Good governance is not necessarily a characteristic of a Western model. “Vietnam used to have a very robust method of dealing with typhoons and hurricanes, but this all fell apart when they embraced capitalism,” says Saleem Huq, director of the climate change program at the International Institute for Environment and Development. “Generally, though, democratic countries are more robust because there is a means of challenging the powers and holding them to account. You don’t get famines in a democracy.”

The global community has a duty to confront the uncomfortable socio-political aspect of climate vulnerability.

Going hand-in-hand with good leadership is smart development policy. Indian states such as Gujarat, which are starting to wean farmers off unsustainable agriculture and into new industries, are improving thepeople’s climate fitness, as are policies in Kothapally in the Indian state of Andhra Pradesh, where scientists are helping villagers to grow semi-arid crops, such as millet, in place of rice.
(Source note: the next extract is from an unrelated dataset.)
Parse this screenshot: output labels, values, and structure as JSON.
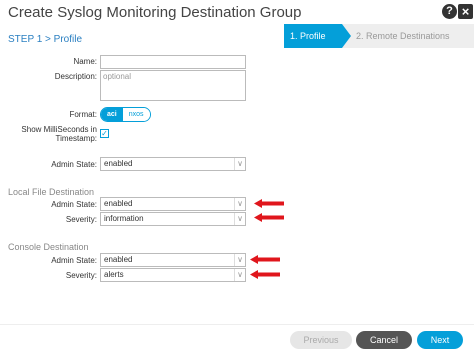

Poor development policy, however well intended, can also weaken climate fitness. This includes government subsidies for unsustainable agriculture that promote thirsty crops, such as rice, or provide unrealistically cheap electricity for groundwater pumps.

Sound environmental guardianship is perhaps one of the most important traits of governments and societies that hope to improve their ability to deal with climate change. Countries such as Costa Rica, where the environment is preserved as an important part of the tourism economy, are more climate-fit than places like Indonesia, China or Madagascar, where the government allows or sponsors environmental degradation, such as widespread deforestation.

Another key component of climate fitness is the equality and empowerment of women and minority groups. Natalie Curtis, a senior press spokesman at Oxfam, said that sea level rise and an increase in extreme weather events in Bangladesh has been a “double-edged sword.” The impacts have been “horrific”, she said, but they have led to the creation of councils of women in every village “who are leading the efforts for community survival.”

Hurricane Katrina’s impact on New Orleans was also a stark example of climate weakness, as social inequality — and poor governance — led to tens of thousands of the city’s poorest residents being stranded for days.

As the atmosphere and oceans warm this century — leading, in all likelihood, to an increase in extreme weather events, sea level rise, drought, and greater political conflict — suffering and climate-related deaths need not be a fait accompli. The global community has a duty to confront the uncomfortable socio-political aspect of climate vulnerability in order to help climate-weak people tool up to climate fitness. And, importantly, to prevent climate-fit people, like the villagers in Laos, from becoming climate-weak. But it will require strong local action, good governance, and well-planned climate adaptation programs in the poor countries of Asia, Africa, and Latin America, where the climate-weak live — and the most deaths are likely to occur.